The PubMed, Physiotherapy Evidence Database, Embase, Cochrane Library, and Web of Science databases were systematically searched from inception until November 25, 2022.
Eligible randomized controlled trials contained information on the population (LBP), intervention (rPMS), and outcomes (pain intensity, functional mobility, and kinesiophobia). Participants in the rPMS intervention group were compared with those in sham or other control groups. Two independent researchers searched for, screened, and qualified the articles.
Two independent researchers extracted key information from each eligible study. The authors' names, year of publication, setting, total sample size, rPMS parameters, baseline/mean difference (MD), and 95% confidence interval (CI) were extracted using a standardized form, and the methodological quality was assessed using the Physiotherapy Evidence Database score and GRADE (Grading of Recommendations, Assessment, Development, and Evaluation) system.
Of 733 studies identified, 6 randomized controlled trials (n = 139) were included for meta-analysis. Compared with sham rPMS or other therapy, rPMS showed significant efficacy in reducing pain intensity (visual analog scale: MD, -1.89; 95% CI, -3.32 to -0.47; P<.05; very low-quality evidence). Significant efficacy was also found in terms of functional disability (Oswestry Disability Index: MD, -8.39; 95% CI, -13.65 to -3.12; P<.001; low-quality evidence). However, there was no statistically significant between-group difference on the Tampa scale of kinesiophobia (MD, -1.81; 95% CI, -7.60 to 3.98; P>.05; very low-quality evidence).

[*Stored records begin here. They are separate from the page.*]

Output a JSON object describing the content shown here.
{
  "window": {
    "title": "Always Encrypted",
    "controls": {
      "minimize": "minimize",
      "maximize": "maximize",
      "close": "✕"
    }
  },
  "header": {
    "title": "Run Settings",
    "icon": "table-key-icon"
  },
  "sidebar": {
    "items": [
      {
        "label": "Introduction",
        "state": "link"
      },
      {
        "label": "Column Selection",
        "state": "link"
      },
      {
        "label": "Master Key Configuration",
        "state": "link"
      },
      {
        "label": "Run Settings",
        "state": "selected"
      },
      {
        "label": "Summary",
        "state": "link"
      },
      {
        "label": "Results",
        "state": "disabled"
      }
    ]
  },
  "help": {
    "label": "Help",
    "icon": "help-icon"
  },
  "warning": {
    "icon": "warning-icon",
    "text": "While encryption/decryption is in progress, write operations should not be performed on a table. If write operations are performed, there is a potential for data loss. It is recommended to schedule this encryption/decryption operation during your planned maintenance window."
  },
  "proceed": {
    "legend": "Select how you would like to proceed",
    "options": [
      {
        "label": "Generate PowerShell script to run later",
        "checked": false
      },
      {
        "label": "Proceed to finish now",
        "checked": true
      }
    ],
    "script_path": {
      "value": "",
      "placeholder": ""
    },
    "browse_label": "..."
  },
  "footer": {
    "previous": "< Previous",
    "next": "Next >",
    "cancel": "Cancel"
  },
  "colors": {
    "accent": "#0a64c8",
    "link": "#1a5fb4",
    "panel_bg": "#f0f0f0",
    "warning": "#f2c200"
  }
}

This meta-analysis found very low- to low-quality evidence that rPMS can be used to reduce pain intensity and improve functional disability in individuals with LBP. However, no significant effect of rPMS on kinesiophobia was found.
本荟萃分析旨在研究重复经外周磁刺激(rPMS)对腰痛(LBP)患者疼痛强度、功能活动度和运动恐惧的影响。
对PubMed、物理治疗证据数据库、Embase、Cochrane图书馆和Web of Science数据库进行系统检索,检索时间从建库至2022年11月25日。
符合条件的随机对照试验需包含有关研究对象(LBP患者)、干预措施(rPMS)和结局指标(疼痛强度、功能活动度和运动恐惧)的信息。将rPMS干预组的参与者与假刺激组或其他对照组的参与者进行比较。两名独立研究人员对文章进行检索、筛选和资格审定。
两名独立研究人员从每项符合条件的研究中提取关键信息。使用标准化表格提取作者姓名、发表年份、研究背景、总样本量、rPMS参数、基线/平均差值(MD)和95%置信区间(CI),并使用物理治疗证据数据库评分和GRADE(推荐分级、评估、制定与评价)系统评估方法学质量。
在检索到的733项研究中,纳入6项随机对照试验(n = 139)进行荟萃分析。与假刺激rPMS或其他治疗相比,rPMS在降低疼痛强度方面显示出显著疗效(视觉模拟量表:MD,-1.89;95%CI,-3.32至-0.47;P<0.05;极低质量证据)。在功能障碍方面也发现了显著疗效(Oswestry功能障碍指数:MD,-8.39;95%CI,-13.65至-3.12;P<0.001;低质量证据)。然而,在坦帕运动恐惧量表上,组间差异无统计学意义(MD,-1.81;95%CI,-7.60至3.98;P>0.05;极低质量证据)。
本荟萃分析发现,有极低至低质量的证据表明rPMS可用于降低LBP患者的疼痛强度并改善功能障碍。然而,未发现rPMS对运动恐惧有显著影响。